Scriptural Giants: Saul Becomes Paul

    “Scriptural Giants: Saul Becomes Paul,” Friend, Sept. 1986, 48

    Scriptural Giants:
    Saul Becomes Paul
    (Part 1)

    (See Acts 7–9, 11.)

    The angry mob dropped their cloaks at Saul’s feet. Cursing and yelling, they began to hurl stones at Stephen for preaching about Jesus. The rocks bruised and cut Stephen’s body. Wounded, he knelt on the ground and cried with a loud voice, “Lord, lay not this sin to their charge,” and died.

    Saul was unmoved by the innocent man’s dying words of forgiveness. He thought Christians were wicked, and he worked hard to rid the empire of them. He searched the towns and homes, and when he found any men or women who believed in Christ, they were put into prison.

    So great was Saul’s vengeance that he went to the high priest and obtained letters to take to the synagogues in Damascus. The letters gave Saul the authority to take prisoner any Christian he found on his journey.

    Carrying the letters, Saul started for Damascus, determined to destroy the Christians. But as he neared the city, a light from heaven encircled him. Bewildered, Saul fell to the earth.

    “Saul, Saul, why persecutest thou me?” asked a voice hovering near.

    Frightened, Saul asked, “Who art thou, Lord?”

    The voice answered, “I am Jesus whom thou persecutest.”

    Trembling, Saul asked, “Lord, what wilt thou have me to do?”

    “Arise, and go into the city, and it shall be told thee what thou must do,” the Lord instructed.

    Obediently Saul arose, only to find that he was blind. Saul’s companions led him into Damascus, where for three days his blindness continued and he neither ate nor drank.
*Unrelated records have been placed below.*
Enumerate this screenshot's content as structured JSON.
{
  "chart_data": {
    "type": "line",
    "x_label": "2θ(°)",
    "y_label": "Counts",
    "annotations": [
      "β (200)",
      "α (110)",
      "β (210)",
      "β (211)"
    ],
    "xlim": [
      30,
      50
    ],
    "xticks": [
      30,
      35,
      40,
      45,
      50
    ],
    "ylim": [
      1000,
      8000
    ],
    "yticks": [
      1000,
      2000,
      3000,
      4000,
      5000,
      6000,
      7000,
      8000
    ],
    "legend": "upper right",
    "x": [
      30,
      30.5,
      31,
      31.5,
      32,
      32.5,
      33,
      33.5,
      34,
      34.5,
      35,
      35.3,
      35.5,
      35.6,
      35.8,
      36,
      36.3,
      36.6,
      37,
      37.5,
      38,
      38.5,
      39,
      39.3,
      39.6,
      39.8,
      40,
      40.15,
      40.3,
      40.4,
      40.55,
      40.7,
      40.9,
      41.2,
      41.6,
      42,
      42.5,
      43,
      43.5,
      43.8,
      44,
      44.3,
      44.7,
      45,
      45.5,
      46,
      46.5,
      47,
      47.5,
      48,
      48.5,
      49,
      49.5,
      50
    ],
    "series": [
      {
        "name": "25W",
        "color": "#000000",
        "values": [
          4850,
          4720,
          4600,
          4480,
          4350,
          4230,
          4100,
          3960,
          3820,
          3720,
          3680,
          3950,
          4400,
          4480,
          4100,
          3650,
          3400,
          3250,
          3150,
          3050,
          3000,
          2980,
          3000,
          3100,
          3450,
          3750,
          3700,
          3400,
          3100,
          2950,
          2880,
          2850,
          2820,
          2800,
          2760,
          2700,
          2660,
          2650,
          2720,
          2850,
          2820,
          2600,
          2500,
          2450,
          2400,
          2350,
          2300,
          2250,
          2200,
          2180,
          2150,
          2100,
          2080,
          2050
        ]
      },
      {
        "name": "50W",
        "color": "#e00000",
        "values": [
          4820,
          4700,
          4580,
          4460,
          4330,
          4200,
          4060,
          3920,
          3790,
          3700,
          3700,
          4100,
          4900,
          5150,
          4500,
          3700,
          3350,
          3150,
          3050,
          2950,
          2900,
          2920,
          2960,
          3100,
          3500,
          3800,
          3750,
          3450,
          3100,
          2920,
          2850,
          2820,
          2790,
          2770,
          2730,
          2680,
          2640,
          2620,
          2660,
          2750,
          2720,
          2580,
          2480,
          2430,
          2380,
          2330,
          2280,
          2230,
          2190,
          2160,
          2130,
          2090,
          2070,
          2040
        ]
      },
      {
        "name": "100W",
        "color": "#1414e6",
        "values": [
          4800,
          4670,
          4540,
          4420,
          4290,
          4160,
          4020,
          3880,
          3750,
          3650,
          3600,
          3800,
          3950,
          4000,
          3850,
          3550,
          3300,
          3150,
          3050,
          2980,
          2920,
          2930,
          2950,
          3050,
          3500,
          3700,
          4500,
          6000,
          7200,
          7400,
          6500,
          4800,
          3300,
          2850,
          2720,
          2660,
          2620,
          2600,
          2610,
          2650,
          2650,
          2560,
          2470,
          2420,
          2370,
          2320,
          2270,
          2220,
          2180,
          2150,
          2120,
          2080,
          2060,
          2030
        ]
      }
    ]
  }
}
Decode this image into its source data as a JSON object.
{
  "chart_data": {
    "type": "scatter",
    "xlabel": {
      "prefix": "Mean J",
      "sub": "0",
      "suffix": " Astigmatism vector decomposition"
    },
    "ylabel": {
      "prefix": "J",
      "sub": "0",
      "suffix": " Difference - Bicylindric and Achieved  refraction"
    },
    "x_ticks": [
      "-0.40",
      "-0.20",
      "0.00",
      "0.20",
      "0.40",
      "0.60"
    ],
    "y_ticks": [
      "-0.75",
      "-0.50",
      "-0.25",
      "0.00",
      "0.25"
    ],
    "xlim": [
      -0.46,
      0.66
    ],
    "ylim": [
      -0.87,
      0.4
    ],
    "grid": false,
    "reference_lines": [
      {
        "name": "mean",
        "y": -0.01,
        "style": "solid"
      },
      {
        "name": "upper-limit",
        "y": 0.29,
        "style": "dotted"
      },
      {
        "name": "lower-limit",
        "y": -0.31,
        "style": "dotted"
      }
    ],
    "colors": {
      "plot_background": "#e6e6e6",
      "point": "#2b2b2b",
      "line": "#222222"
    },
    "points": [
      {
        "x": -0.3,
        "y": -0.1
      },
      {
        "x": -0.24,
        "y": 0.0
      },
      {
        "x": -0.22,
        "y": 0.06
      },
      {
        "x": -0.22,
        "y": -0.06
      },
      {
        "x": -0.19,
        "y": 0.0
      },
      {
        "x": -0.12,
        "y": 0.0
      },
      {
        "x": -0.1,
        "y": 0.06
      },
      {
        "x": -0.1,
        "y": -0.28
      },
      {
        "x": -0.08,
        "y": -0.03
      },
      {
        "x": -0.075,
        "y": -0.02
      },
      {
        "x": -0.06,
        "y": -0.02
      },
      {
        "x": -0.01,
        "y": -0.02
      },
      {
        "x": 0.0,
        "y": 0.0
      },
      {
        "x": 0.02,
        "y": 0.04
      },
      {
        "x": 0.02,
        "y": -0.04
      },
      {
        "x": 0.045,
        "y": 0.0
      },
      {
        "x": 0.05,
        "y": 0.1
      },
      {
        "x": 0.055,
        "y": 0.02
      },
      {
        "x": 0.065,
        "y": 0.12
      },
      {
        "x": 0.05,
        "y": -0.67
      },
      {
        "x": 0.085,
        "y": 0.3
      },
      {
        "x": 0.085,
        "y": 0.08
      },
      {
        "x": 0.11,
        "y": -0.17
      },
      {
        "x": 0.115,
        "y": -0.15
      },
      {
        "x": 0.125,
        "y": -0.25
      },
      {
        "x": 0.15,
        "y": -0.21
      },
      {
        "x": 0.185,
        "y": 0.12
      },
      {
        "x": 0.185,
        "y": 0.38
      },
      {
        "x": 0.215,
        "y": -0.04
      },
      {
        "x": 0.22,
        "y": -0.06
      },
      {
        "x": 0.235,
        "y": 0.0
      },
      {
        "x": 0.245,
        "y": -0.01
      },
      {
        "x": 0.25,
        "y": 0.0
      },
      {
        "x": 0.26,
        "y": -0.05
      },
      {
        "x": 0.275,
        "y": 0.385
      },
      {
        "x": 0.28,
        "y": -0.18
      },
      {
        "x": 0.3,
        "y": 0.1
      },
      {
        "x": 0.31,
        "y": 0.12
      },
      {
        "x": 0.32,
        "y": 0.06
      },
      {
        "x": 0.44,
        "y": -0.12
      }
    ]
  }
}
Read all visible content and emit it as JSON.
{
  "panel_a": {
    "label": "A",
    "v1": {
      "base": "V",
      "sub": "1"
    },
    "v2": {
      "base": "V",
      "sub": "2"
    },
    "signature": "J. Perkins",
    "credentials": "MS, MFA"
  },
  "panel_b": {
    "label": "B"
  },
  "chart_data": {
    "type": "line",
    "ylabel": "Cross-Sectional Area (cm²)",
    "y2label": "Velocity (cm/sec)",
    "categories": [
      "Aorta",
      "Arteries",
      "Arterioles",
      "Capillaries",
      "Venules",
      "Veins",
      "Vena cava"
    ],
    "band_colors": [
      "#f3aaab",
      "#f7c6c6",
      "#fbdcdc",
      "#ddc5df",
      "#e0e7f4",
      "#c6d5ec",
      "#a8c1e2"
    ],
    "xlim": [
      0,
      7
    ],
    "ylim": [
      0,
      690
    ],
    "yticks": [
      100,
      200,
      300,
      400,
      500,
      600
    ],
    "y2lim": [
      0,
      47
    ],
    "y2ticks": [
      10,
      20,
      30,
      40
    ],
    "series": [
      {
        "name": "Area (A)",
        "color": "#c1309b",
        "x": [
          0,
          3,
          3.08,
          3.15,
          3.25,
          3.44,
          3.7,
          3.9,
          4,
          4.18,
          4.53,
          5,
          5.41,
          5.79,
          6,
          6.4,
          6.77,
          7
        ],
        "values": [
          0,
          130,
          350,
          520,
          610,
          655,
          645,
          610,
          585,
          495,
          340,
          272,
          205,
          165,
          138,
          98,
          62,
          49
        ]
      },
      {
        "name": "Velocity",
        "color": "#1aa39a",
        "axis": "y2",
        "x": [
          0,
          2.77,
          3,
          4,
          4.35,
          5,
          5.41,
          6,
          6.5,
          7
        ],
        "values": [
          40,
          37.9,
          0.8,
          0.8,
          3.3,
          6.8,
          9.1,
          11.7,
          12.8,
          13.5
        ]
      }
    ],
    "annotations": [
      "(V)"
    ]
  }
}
    After the three days a man named Ananias was sent to Saul by the Lord. Putting his hands on Saul’s head, Ananias prayed, “Brother Saul, the Lord, even Jesus, that appeared unto thee in the way as thou camest, hath sent me, that thou mightest receive thy sight, and be filled with the Holy Ghost.”

    Immediately Saul could see again. Saul now knew that Jesus was the long-awaited Messiah, and he asked to be baptized into His church.

    For many days Saul remained with Jesus’ disciples, learning all that he could from them. Before long, Saul, the man who had persecuted Christians, was testifying of Jesus Christ in the synagogues. Nevertheless, many people continued to persecute the Christians. One time when the people decided to kill Saul, he escaped by being lowered over the city wall in a basket by some of the disciples.

    Saul traveled to Jerusalem and tried to join the Christians there, but they remembered his persecutions and were afraid of him. However, one of the disciples, Barnabas, took him to the Apostles Peter and James, the brother of Jesus. Saul told them of his wonderful vision and conversion. They knew that he spoke the truth and accepted him with love.

    For fifteen days Saul taught boldly in the name of Jesus Christ and bore his testimony to the people. But the people would not listen and again tried to kill Saul. The Apostles feared for Saul’s life and instructed him to return to his home in Tarsus, where they hoped that he would be safe.

    After six or seven years Barnabas traveled to Tarsus, found Saul, and took him to Antioch, where for a year they taught the people of that city about Jesus.

    Barnabas and Saul then traveled to Jerusalem and back to Antioch, where they preached the gospel. About this time Saul began to be called by his Latin name, Paul. Throughout the rest of the scriptures he was known by the name Paul.